Mohammed was sent to the school eight months ago in the hope that he would become a Hafiz-e-Quran – a scholar who wins great respect by memorising the whole of the Koran.
“We kept pushing him to go because we wanted him to become a religious scholar,” sobbed his mother Gulzar Bibi, 28. “We thought he was making the stories up like kids usually do to avoid going to school.”
“We thought he would be the key to our emancipation on the day of the judgment,” she added.
The killing has sparked concerns for the welfare of the 1.5 million students in the country’s 13,000 madrassahs, which are regarded as potential recruiting grounds for al-Qa’eda and the Taliban.

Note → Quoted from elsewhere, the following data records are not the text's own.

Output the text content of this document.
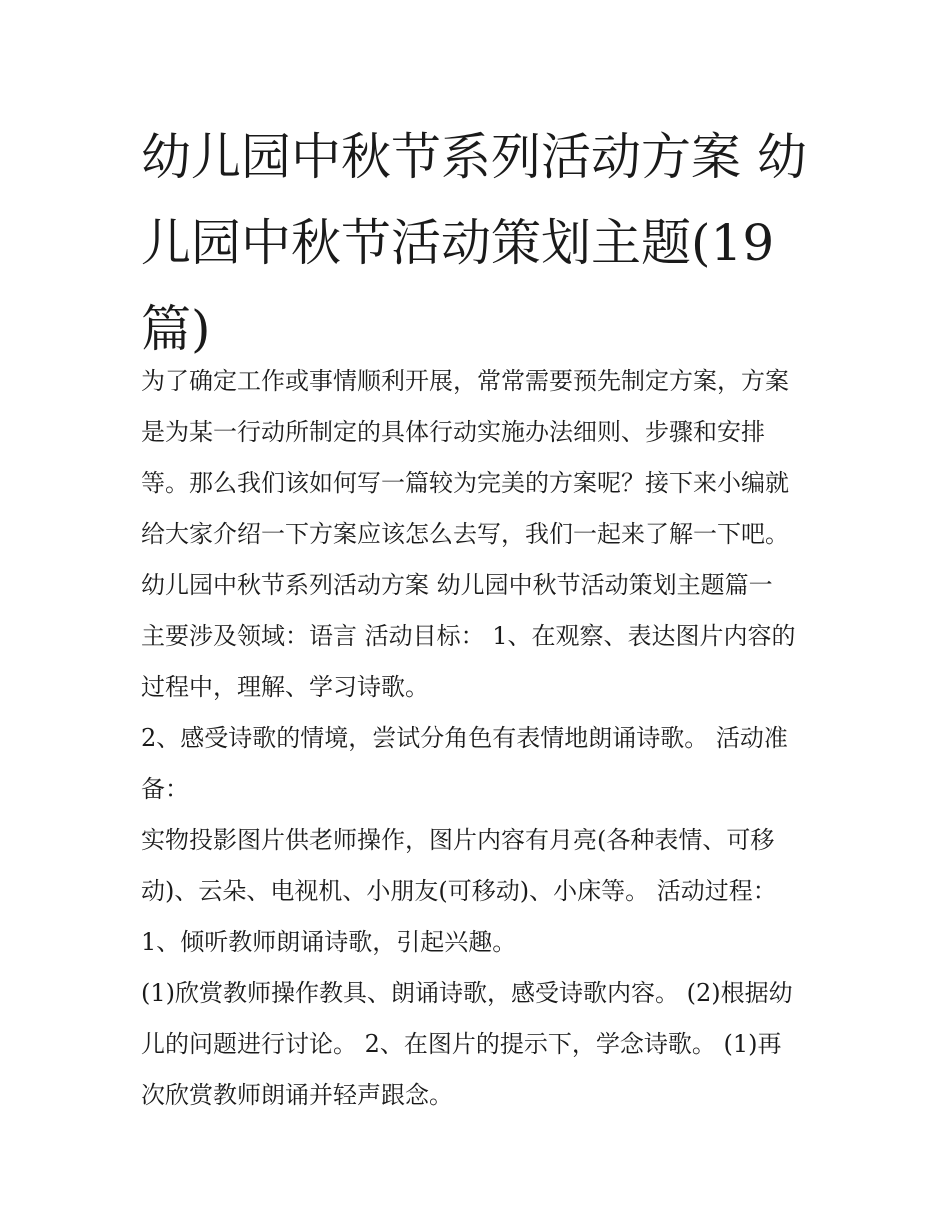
幼儿园中秋节系列活动方案 幼
儿园中秋节活动策划主题(19
篇)
为了确定工作或事情顺利开展，常常需要预先制定方案，方案
是为某一行动所制定的具体行动实施办法细则、步骤和安排
等。那么我们该如何写一篇较为完美的方案呢？接下来小编就
给大家介绍一下方案应该怎么去写，我们一起来了解一下吧。
幼儿园中秋节系列活动方案 幼儿园中秋节活动策划主题篇一
主要涉及领域：语言 活动目标： 1、在观察、表达图片内容的
过程中，理解、学习诗歌。
2、感受诗歌的情境，尝试分角色有表情地朗诵诗歌。 活动准
备：
实物投影图片供老师操作，图片内容有月亮(各种表情、可移
动)、云朵、电视机、小朋友(可移动)、小床等。 活动过程：
1、倾听教师朗诵诗歌，引起兴趣。
(1)欣赏教师操作教具、朗诵诗歌，感受诗歌内容。 (2)根据幼
儿的问题进行讨论。 2、在图片的提示下，学念诗歌。 (1)再
次欣赏教师朗诵并轻声跟念。
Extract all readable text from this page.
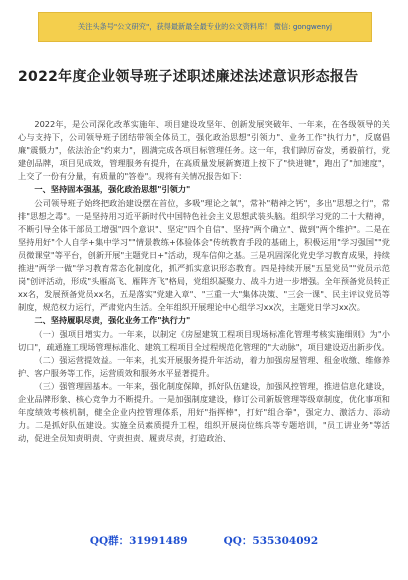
关注头条号"公文研究"，获得最新最全最专业的公文资料库！ 微信: gongwenyj
2022年度企业领导班子述职述廉述法述意识形态报告

2022年，是公司深化改革实施年、项目建设攻坚年、创新发展突破年、一年来，在各级领导的关心与支持下，公司领导班子团结带领全体员工，强化政治思想"引领力"、业务工作"执行力"，反腐倡廉"震慑力"，依法治企"约束力"，圆满完成各项目标管理任务。这一年，我们踔厉奋发，勇毅前行，党建创品牌，项目见成效，管理服务有提升，在高质量发展新赛道上按下了"快进键"，跑出了"加速度"，上交了一份有分量，有质量的"答卷"。现将有关情况报告如下：

一、坚持固本强基，强化政治思想"引领力"

公司领导班子始终把政治建设摆在首位，多吸"理论之氧"，常补"精神之钙"，多出"思想之行"，常排"思想之毒"。一是坚持用习近平新时代中国特色社会主义思想武装头脑。组织学习党的二十大精神，不断引导全体干部员工增强"四个意识"、坚定"四个自信"、坚持"两个确立"、做到"两个维护"。二是在坚持用好"个人自学+集中学习""情景教练+体验体会"传统教育手段的基础上，积极运用"学习强国""党员微课堂"等平台，创新开展"主题党日+"活动，现车信仰之基。三是巩固深化党史学习教育成果，持续推进"两学一做"学习教育常态化制度化，抓严抓实意识形态教育。四是持续开展"五星党员""党员示范岗"创评活动，形成"头雁高飞、雁阵齐飞"格局，党组织凝聚力、战斗力进一步增强。全年预备党员转正xx名，发展预备党员xx名，五是落实"党建入章"、"三重一大"集体决策、"三会一课"、民主评议党员等制度，规范权力运行，严肃党内生活。全年组织开展理论中心组学习xx次，主题党日学习xx次。

二、坚持履职尽责，强化业务工作"执行力"

（一）强项目增实力。一年来，以制定《房屋建筑工程项目现场标准化管理考核实施细则》为"小切口"，疏通施工现场管理标准化、建筑工程项目全过程规范化管理的"大动脉"，项目建设迈出新步伐。

（二）强运营提效益。一年来，扎实开展服务提升年活动，着力加强房屋管理、租金收缴、维修养护、客户服务等工作，运营质效和服务水平显著提升。

（三）强管理固基本。一年来，强化制度保障，抓好队伍建设，加强风控管理，推进信息化建设，企业品牌形象、核心竞争力不断提升。一是加强制度建设，修订公司新版管理等级章制度，优化事项和年度绩效考核机制，健全企业内控管理体系，用好"指挥棒"，打好"组合拳"，强定力、激活力、添动力。二是抓好队伍建设。实施全员素质提升工程，组织开展岗位练兵等专题培训，"员工讲业务"等活动，促进全员知责明责、守责担责、履责尽责，打造政治、

QQ群：31991489	QQ：535304092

In 2002 President Pervez Musharraf responded to international concerns by ordering madrassahs to adopt a more modern curriculum. But religious hardliners have stymied many of the reforms, and their refusal to allow state regulation has also seen the schools develop an reputation for child abuse.
While officialdom often turns a blind eye, the sheer brutality of the latest case has led the new prime minister, Yousuf Raza Gilani, to order an inquiry.
Police said the other children who attend the Qari Latif madrassah in Vihari, 150 miles southwest of Lahore, have all been withdrawn.
Investigators said Ziauddin had admitted the assault and claimed such brutality was normal. “We punish students who don’t learn their lessons,” he told detectives. “We used to get similar beatings when we were studying in the same schools. It is not uncommon.”